Peptides can be bad, too.
They can cause adverse effects. Some dangerous.
I did a peptide experiment and measured its effects in my body. The results are complicated.
I tried a peptide called CJC-1295.
It pushed my growth hormone up by ~8x. That’s good. That’s what it was supposed to do.
But, it also came with adverse effects:
> increased my morning fasted blood sugar up 20%
> increased stress hormone by 12%
> tanked my REM sleep by 23%
> made my pancreas work 53% harder and was still losing to rising blood glucose
> increased my insulin resistance by 50%
These were the most obvious side effects, and I only ran a very narrow panel for this experiment.
So I’m sure there’s more.
I stopped after two doses, without even reaching the intended target dose.
For those of you new to peptides, your body sends instructions to itself using tiny chemical messengers called peptides. There are thousands of them.
For example, GLP-1s are drugs that take an existing class of short-lived peptides and modify them to extend their activity duration, which turns them into drugs, following rigorous clinical testing.
CJC-1295 is one of those peptide-drugs. It tells your brain to release more growth hormone. Growth hormone is your body's signal to build muscle, repair tissue, and recover.
However, and like most grey market peptides, CJC-1295 did not succeed its clinical trial, and hence never became an “official” drug.
There is a version called CJC-1295 with DAC. DAC is an attachment glued onto the peptide that makes it last for days in your body instead of hours. One shot, longer effect, just like GLP-1s.

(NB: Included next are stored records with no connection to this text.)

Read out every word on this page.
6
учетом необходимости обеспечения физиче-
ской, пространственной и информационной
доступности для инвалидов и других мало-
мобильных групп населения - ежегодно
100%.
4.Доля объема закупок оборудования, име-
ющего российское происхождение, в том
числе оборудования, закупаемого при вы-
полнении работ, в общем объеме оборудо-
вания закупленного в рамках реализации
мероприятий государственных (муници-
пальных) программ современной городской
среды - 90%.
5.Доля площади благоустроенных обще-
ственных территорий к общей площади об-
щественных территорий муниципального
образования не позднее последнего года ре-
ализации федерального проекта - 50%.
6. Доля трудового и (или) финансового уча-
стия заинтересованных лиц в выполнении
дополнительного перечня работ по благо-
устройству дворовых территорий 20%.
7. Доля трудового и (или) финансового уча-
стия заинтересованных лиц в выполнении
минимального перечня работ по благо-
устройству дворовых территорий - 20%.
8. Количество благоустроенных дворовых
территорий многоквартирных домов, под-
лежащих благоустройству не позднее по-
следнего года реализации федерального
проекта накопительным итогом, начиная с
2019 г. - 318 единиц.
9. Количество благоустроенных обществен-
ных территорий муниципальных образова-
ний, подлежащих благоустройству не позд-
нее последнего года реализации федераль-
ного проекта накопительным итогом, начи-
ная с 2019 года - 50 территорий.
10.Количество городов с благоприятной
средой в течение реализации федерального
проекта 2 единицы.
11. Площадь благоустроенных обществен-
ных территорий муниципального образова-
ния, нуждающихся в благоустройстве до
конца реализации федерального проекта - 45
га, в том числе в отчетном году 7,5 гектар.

Why people use it: more growth hormone could mean better recovery, leaner body, faster healing.
The experiment I completed.
Two injections a week of CJC-1295 with DAC:
> 1.2 mg
> 1.8 mg
48 hours after the first injection I was nearly comatose. It felt like severe jet lag, the type you’d feel after traveling nine time zones. My sleep was wrecked and I felt continuously awful.
My REM sleep dropped by 23%. REM is when your brain processes memories and repairs itself. Less time for my brain to repair itself. During the experiment, I never felt rested and always fatigued.
Why we chose CJC-1295 with DAC.
Some will say we picked the wrong peptide. They will say I should have used a different version, CJC-1295 without DAC, mixed with another peptide called Ipamorelin. We went with CJC-1295 with DAC instead as it has the most controlled studies.
CJC-1295 with DAC has 2 controlled trials in healthy adults. Ipamorelin alone has 1 controlled trial in healthy adults, plus 1 study that failed when they tried it on bowel surgery patients. The mix of the two has zero controlled trials.
On Ipamorelin, it copies a chemical called ghrelin, the one that makes you hungry. On its own it gives you a quick burst of growth hormone that fades fast. It does not keep your longer acting growth signal (called IGF-1) up. Clinics mix Ipamorelin with CJC-1295 no-DAC because the two together are supposed to work better. But we don’t know if that’s accurate because we don’t have trial data.
This is a problem with peptides. Almost none of them have been tested properly. We are flying blind. Most of what people use is based on what someone said online, what a clinic claims, or what a friend reports from their subjective feelings.
Peptides have the potential to be great when well-studied.